Twenty years later The Sims has become one of the most successful games ever developed, partly because it appeals to girls as well as boys and to adults as well as children. After it was launched in 1989, SimCity developed a cult following, but the concept really took off when Electronic Arts released The Sims in 2000, having bought out Wright's development company. Since then it has rolled out numerous spin-offs, including The Sims 2 and various expansion packs, which add to existing games, among them the vampire-ridden Nightlife and the newly launched Pets - in which each Sims family can have its own animals, looking after them and dealing with the consequences of how well they manage it.
But that's nothing compared with Spore, a new game, separate from The Sims, that, in the new year, will allow players to create not just a family, a community or a city but an entire planet and, then, a universe, all starting from a single-celled organism. Wright shows me how Spore lets you play God by choosing the rules by which the creature develops, taking on weird forms as it colonises the Spore world - a place that makes the Mos Eisley Cantina in Star Wars seem tame. In one sense this is Darwinism run amok, yet you also get to play God.
Perhaps there's a philosophical point here: each one of us can create our own universe - a place so satisfying that there will, ominously, be no need to relate to real people, animals or nature. Actually, says Wright, it's only a game. He stresses the way that Spore allows players to register online and play together, co-operatively creating universes. He doesn't see this as an isolating activity or as a dumbing-down of young people by gluing them to their computer screens; his games are, he believes, like brain gyms, helping young people to develop new ways of thinking.

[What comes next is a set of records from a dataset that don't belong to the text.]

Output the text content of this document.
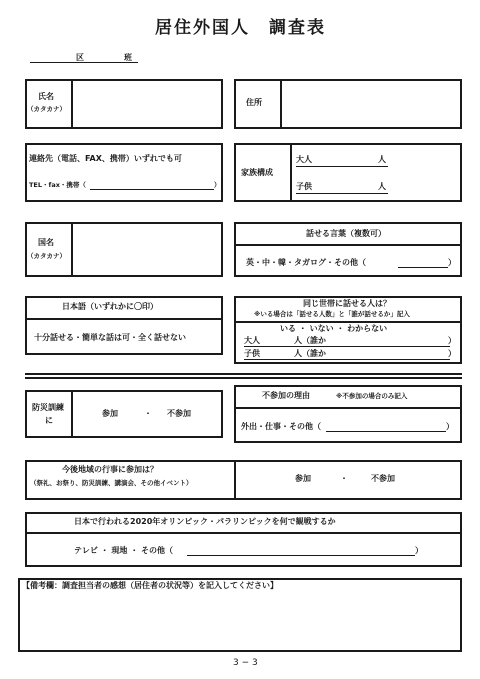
居住外国人　調査表
区	班
氏名
（カタカナ）
住所
連絡先（電話、FAX、携帯）いずれでも可
TEL・fax・携帯（	）
家族構成
大人	人
子供	人
国名
（カタカナ）
話せる言葉（複数可）
英・中・韓・タガログ・その他（	）
日本語（いずれかに〇印）
十分話せる・簡単な話は可・全く話せない
同じ世帯に話せる人は？
※いる場合は「話せる人数」と「誰が話せるか」記入
いる ・ いない ・ わからない
大人	人（誰か	）
子供	人（誰か	）
防災訓練
に
参加	・ 不参加
不参加の理由	※不参加の場合のみ記入
外出・仕事・その他（	）
今後地域の行事に参加は？
（祭礼、お祭り、防災訓練、講演会、その他イベント）	参加	・	不参加
日本で行われる2020年オリンピック・パラリンピックを何で観戦するか
テレビ ・ 現地 ・ その他（	）
【備考欄：調査担当者の感想（居住者の状況等）を記入してください】
3 − 3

Wright's aesthetic inspiration is Japanese anime, films in which deeply emotional stories are told almost entirely visually. He admires Studio Ghibli and the director Hayao Miyazaki, creator of Spirited Away and Princess Mononoke.

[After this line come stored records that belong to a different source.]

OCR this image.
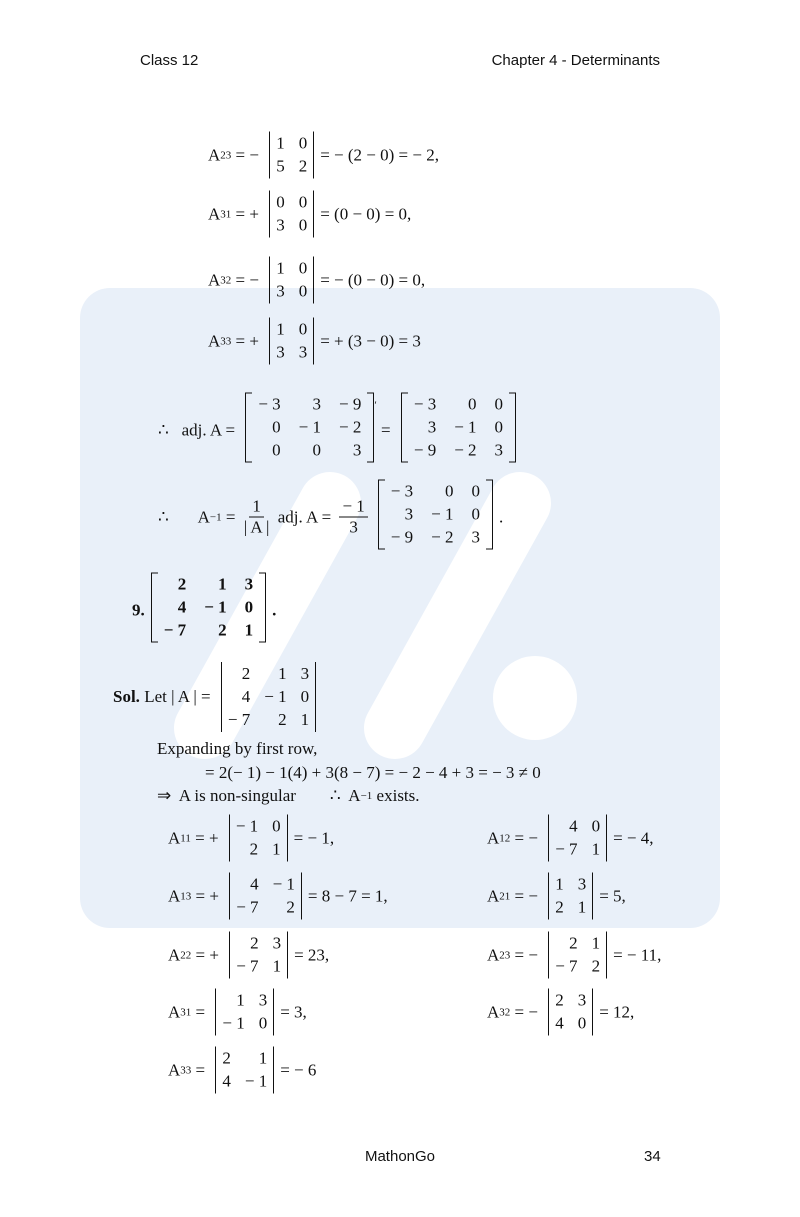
Class 12	Chapter 4 - Determinants
A 23 = −
1 0
5 2
= − (2 − 0) = − 2,
A 31 = +
0 0
3 0
= (0 − 0) = 0,
A 32 = −
1 0
3 0
= − (0 − 0) = 0,
A 33 = +
1 0
3 3
= + (3 − 0) = 3
∴   adj. A =
− 3	3 − 9
0 − 1 − 2
0	0	3
′
=
− 3	0 0
3 − 1 0
− 9 − 2 3
∴       $A -1 = \frac{1}{| A |}$ adj. $A = \frac{- 1}{3}$
− 3	0 0
3 − 1 0
− 9 − 2 3
.
9.
2	1 3
4 − 1 0
− 7	2 1
.
Sol. Let | A | =
2	1 3
4 − 1 0
− 7	2 1
Expanding by first row,
= 2(− 1) − 1(4) + 3(8 − 7) = − 2 − 4 + 3 = − 3 ≠ 0
⇒  A is non-singular        ∴  A −1 exists.
A 11 = +
− 1 0
2 1
= − 1,	A 12 = −
4 0
− 7 1
= − 4,
A 13 = +
4 − 1
− 7	2
= 8 − 7 = 1,	A 21 = −
1 3
2 1
= 5,
A 22 = +
2 3
− 7 1
= 23,	A 23 = −
2 1
− 7 2
= − 11,
A 31 =
1 3
− 1 0
= 3,	A 32 = −
2 3
4 0
= 12,
A 33 =
2	1
4 − 1
= − 6
MathonGo	34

Ultimately, Wright wants to enable players to create their own animated films. Spore is the first step, as one aspect of the game is that, when players have finished, they will be able to play it back as a film.
Does this mean that our children will become interactive multimedia artists, doing away with the need for film-makers? Wright thinks not, suggesting that we'll always need artists who can think beyond the rest of us. His games offer the masses the opportunity to participate in the artistic process, an experience that, he believes, will help young people appreciate even more what true artists have to offer.